What’s new: Generating synthetic datasets for training machine learning systems is a booming business. Companies that provide such datasets are exploring ways to avoid perpetuating biases in the source data.
How it works: The cost of producing a high-quality training dataset is beyond the reach of some companies, and in situations where sufficient real-world data isn’t available, synthetic data may be the only option. But such datasets can echo and even amplify biases including potentially harmful social biases. Vendors like AI.Reverie, GenRocket, Hazy, and Mostly AI are looking for ways to adjust their synthetic output — “distorting reality,” as Hazy’s chief executive put it — to minimize the risk that models trained on their wares will result in unfair outcomes.

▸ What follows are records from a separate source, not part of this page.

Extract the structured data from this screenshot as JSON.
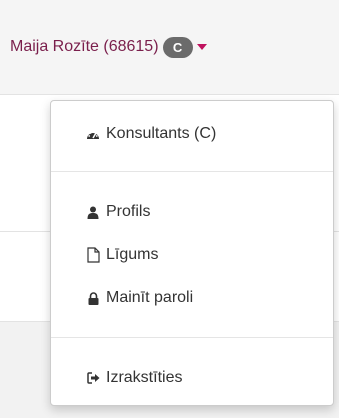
{
  "header": {
    "user_name": "Maija Rozīte (68615)",
    "role_badge": "C",
    "accent_color": "#7a1f4c",
    "caret_color": "#c0125e"
  },
  "menu": {
    "items": [
      {
        "label": "Konsultants (C)",
        "icon": "dashboard-icon"
      },
      {
        "label": "Profils",
        "icon": "user-icon"
      },
      {
        "label": "Līgums",
        "icon": "document-icon"
      },
      {
        "label": "Mainīt paroli",
        "icon": "lock-icon"
      },
      {
        "label": "Izrakstīties",
        "icon": "sign-out-icon"
      }
    ]
  }
}
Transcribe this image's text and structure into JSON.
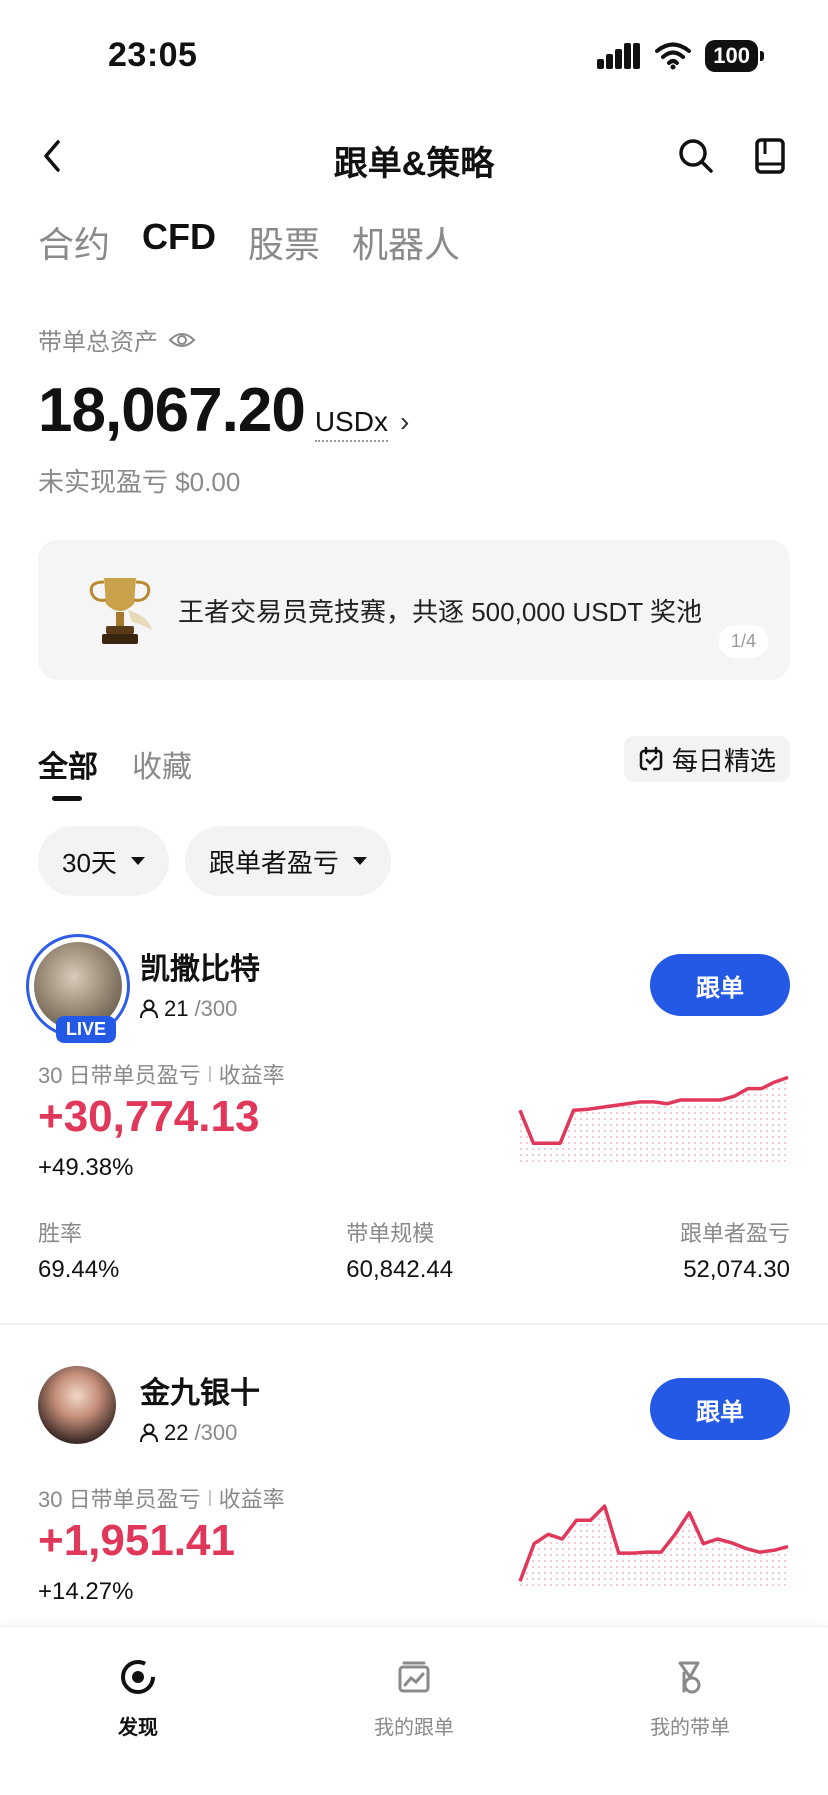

- In a recent experiment, Mostly AI generated a dataset based on income data from the 1994 U.S. census, in which men who earned more than $50,000 outnumbered women who earned that amount by 20 percent. To generate a more even distribution of earning power, the company built a generator that applied a penalty when the ratio of synthetic high-earners who were male versus female became lopsided. That approach narrowed the gap to 2 percent.
- The company also generated a dataset based on the infamous Compas recidivism dataset, which has been shown to lead models to overestimate the likelihood that a Black person would commit a crime and underestimate that likelihood for a White person. The initial synthetic dataset skewed toward Black recidivism by 24 percent. The company adjusted the generator using the same parity correction technique and reduced the difference to 1 percent.
Why it matters: Social biases in training datasets often reflect reality. It’s true that altering synthetic datasets to change the balance of, say, men and women who earn high incomes is trading one type of bias for another, rather than eliminating it altogether. The aim here is not necessarily to generate accurate data but to produce fair outcomes.
We’re thinking: We need data, but more than that, we need to build models that result in fair outcomes.